A quarter of a century ago, on 11 May 1997, a compelling argument for computer supremacy was made. For the first time in history, a computer defeated a world chess champion in a match of several games.

The IBM-made device dubbed 'Deep Blue' defeated the reigning champion, Garry Kasparov, in an unusually swift chess game. The sixth game lasted only 19 moves, while an average game takes around 40 to complete.

In the 1997 match, Kasparov had won the first game, lost the second, and drawn three subsequent games. The loss of the sixth match marked a clear defeat of a human chess master by an artificial machine. A feat that has never occurred in over 1,500 years of chess history.


Years in the making

Kasparov's defeat did not fall out of the blue. The computer that eventually outsmarted humanity has been in the works since 1985 when a Taiwanese American computer scientist Feng-hsiung Hsu set out to build a machine that could beat humans in chess.

The first purpose-built chess computer was named Deep Thought, after a fictional computer in the well-known novel 'The Hitchhiker's Guide to the Galaxy.' Kasparov took onto the device as early as 1989, but the chess master easily defeated the computer in a two-game match.

A publicity side-project of IBM, the chess computer was in the works for several years, eventually dropping its name in favor of a more IBM-friendly 'Deep Blue.' At the time, IBM was also frequently referred to as the 'Big Blue.'

The first lost game

The second time Deep Blue challenged Kasparov came in 1996. Surprisingly, the computer beat the reigning world champion, the first time a computer won a single game in a chess match.

However, Kasparov defeated the computer in the second, fifth, and sixth games and agreed to a draw in the third and fourth games, thus claiming victory in the entire match.

Even though Kasparov was victorious, the 'man vs. machine' narrative caught the attention of the world press, and both parties agreed to another match. While it was credited as a rematch, Kasparov did not face the same Deep Blue computer he did in 1996.

According to IBM, the updated machine was capable of exploring up to 200 million possible chess positions per second. For context, typically, chess tournament rules allow three minutes to make a move. The computer was also updated between every game to compensate for its flaws against Kasparov.

Kasparov lost the much-hyped match in front of a live audience of 500 people and millions who tuned in to see whether humans can still outperform their creations.

Tradition of defeat

Deep Blue was more than a purely for-fun venture. IBM claims that the research enabled the company to explore the limits of massively parallel processing. IBM applied the findings to tackle problems in financial modeling, risk analysis, data mining, and molecular dynamics.

While Deep Blue was retired to the Smithsonian Museum, its success inspired the company to develop Watson, a computer that beat the champions of the game 'Jeopardy!' in 2011. Watson's victory proved that machines are capable of processing natural human language.

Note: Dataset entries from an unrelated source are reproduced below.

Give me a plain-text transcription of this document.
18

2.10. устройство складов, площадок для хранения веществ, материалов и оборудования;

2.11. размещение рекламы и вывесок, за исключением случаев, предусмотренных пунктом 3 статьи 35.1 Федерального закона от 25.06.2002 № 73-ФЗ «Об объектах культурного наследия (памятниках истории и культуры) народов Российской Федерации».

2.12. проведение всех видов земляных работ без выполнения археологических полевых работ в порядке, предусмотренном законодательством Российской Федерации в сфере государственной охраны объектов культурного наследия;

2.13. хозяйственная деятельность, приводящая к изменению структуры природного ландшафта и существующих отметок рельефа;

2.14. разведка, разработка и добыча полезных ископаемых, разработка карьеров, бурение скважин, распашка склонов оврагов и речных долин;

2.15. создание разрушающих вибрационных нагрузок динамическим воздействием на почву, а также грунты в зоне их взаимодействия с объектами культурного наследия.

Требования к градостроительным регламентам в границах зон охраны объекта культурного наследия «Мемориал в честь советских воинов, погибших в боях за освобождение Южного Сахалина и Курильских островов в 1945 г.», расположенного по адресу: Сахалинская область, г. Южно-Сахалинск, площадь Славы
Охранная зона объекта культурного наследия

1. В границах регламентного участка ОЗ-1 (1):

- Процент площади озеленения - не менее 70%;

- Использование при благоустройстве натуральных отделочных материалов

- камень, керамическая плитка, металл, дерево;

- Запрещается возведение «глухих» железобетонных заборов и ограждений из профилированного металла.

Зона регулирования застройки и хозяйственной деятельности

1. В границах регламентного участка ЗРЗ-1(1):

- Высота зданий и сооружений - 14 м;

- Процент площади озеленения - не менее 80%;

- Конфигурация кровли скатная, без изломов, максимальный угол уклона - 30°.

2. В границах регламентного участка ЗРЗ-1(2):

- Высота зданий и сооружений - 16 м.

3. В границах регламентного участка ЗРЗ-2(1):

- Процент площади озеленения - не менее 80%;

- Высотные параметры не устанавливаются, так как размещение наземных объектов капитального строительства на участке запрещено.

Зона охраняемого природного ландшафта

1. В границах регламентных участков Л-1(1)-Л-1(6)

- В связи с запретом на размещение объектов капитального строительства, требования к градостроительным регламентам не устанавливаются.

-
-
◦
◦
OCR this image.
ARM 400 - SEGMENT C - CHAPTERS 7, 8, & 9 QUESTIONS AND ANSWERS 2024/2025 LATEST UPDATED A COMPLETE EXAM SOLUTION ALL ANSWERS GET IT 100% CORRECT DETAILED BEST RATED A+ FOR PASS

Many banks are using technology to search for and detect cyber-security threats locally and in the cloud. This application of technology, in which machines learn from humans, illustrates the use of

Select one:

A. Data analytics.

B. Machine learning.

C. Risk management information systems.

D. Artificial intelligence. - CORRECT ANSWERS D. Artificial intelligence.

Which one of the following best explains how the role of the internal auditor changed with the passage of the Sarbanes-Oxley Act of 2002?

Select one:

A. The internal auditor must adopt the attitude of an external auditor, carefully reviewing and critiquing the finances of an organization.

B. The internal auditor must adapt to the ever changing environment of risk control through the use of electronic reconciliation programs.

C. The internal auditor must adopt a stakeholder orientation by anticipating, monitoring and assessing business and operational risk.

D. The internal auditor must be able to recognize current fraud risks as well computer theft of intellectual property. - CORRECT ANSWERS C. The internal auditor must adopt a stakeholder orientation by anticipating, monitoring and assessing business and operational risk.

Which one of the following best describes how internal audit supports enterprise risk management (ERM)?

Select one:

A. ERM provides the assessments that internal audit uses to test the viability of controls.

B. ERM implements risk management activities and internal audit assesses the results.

The tradition of computers beating professionals at their game never went away. In 2015, DeepMind's computer program AlphaGo defeated a professional player of the immensely complicated game of Go. Updated versions of the computer beat the world's best players in the following years.

The defeat signaled a milestone for the development of Artificial Intelligence (AI) and machine learning since the game of Go is considered a lot more complicated. Pure brute force logic that allowed to defeat Kasparov does not apply in Go.

According to Google, the search space, the feasible region defining the set of all possible solutions, in Go is googol times larger than chess. Googol represents a number that is greater than the number of atoms in the universe. To comprehend a task of this magnitude, predictive neural networks, computer systems that mimic biological brains, were employed.